5.9. Eneco voert aan dat de stroomstoring korter heeft geduurd dan Leije stelt. Leije heeft echter een door vijf buren ondertekende verklaring in het geding gebracht, waaruit blijkt dat de stroomstoring wel degelijk vijf uur heeft geduurd. Eneco heeft hiertegenover enkel gesteld dat dit anders is, maar dit heeft zij niet gesubstantieerd. Dit betekent dat uitgegaan wordt van de stellingen van Leije.
5.10. Leije vordert betaling van twee schadeposten, te weten niet gefactureerde manuren en de kosten van een nieuwe beveiligingscamera omdat die het bij het herstel van de elektriciteitstoevoer heeft begeven. Eneco voert aan dat de manuren enkel kunnen worden vergoed op basis van salariskosten en niet op grond van gederfde omzet. Dit verweer treft deels doel. Anders dan Eneco bepleit, wordt geen deskundige benoemd om de schade vast te stellen, maar begroot de kantonrechter deze op grond van artikel 6:97 BW. Toegewezen wordt 15 uur maal €. 35,00, hetgeen neerkomt €. 525,00. Nu het schadevergoeding met betrekking tot salaris betreft, is geen BTW verschuldigd.

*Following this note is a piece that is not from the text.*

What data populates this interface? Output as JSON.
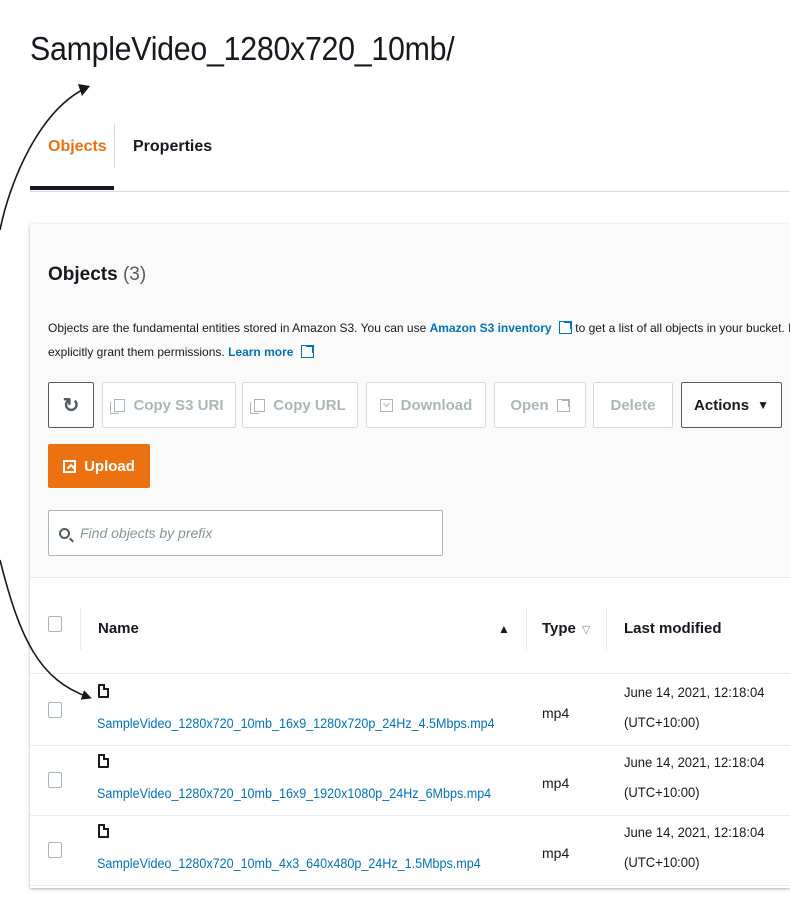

5.11. Ten aanzien van de camera voert Eneco het verweer dat Leije alle apparatuur uit voorzorg heeft uitgeschakeld, behalve de camera. Zij heeft deze schade derhalve aan zich zelf te wijten. Bovendien wordt een te hoog bedrag in rekening gebracht en heeft zij de camera nooit kunnen onderzoeken. Overwogen wordt dat Eneco het causaal verband tussen het hervatten van de stroomvoorziening en het defect raken van de camera niet betwist, zodat de kantonrechter hiervan dient uit te gaan. Leije heeft, zonder door Eneco gewaarschuwd te zijn, voorzorgsmaatregelen ter voorkoming van schade genomen. Zij is kennelijk de camera vergeten uit te zetten. Dit kan niet een voordeel voor Eneco opleveren, temeer nu nergens uit blijkt dat apparatuur herstel van de elektriciteitslevering niet zou aankunnen. Niet relevant is dat Eneco de camera niet heeft kunnen onderzoeken, nu zij zelf altijd in de correspondentie het standpunt heeft ingenomen dat zij niet gehouden was enige vergoeding te betalen. De vervangingswaarde wordt gevorderd en nu niet is betwist dat de camera defect is geraakt en door Leije documentatie hierover in het geding is gebracht, wordt dit bedrag toegewezen.
5.12. De wettelijke rente in de zin van artikel 6:119a BW vanaf 16 augustus 2005 is toewijsbaar, nu daartegen geen verweer is gevoerd.
5.13. De gevorderde buitengerechtelijke incassokosten zijn eveneens toewijsbaar, maar gematigd tot €. 150,00. Het andersluidende verweer van Eneco, namelijk dat Leije zich had kunnen wenden tot de Geschillencommissie, gaat niet op nu geoordeeld is dat haar algemene voorwaarden vernietigbaar zijn.
5.14. De gevorderde verklaring voor recht wordt niet uitgesproken nu het belang van Leije, gelet op de veroordeling van Eneco tot betaling van de schade, daartoe ontbreekt.
5.15. Als in het ongelijk gestelde partij wordt Eneco in de kosten veroordeeld.
veroordeelt Eneco om aan Leije te voldoen een bedrag van €. 1.059,31 aan hoofdsom, te vermeerderen met de wettelijke rente in de zin van artikel 6:119a BW, te rekenen vanaf 16 augustus 2005 alsmede een bedrag van €. 150,00 aan buitengerechtelijke incassokosten,
veroordeelt Eneco in de kosten van de procedure, aan de zijde van Leije begroot op
€. 267,32 aan verschotten en op €. 200,-- aan salaris gemachtigde,
verklaart dit vonnis uitvoerbaar bij voorraad,
wijst af het meer of anders gevorderde.
Dit vonnis is gewezen door mr. A.J.J. van Rijen en is uitgesproken ter openbare terechtzitting.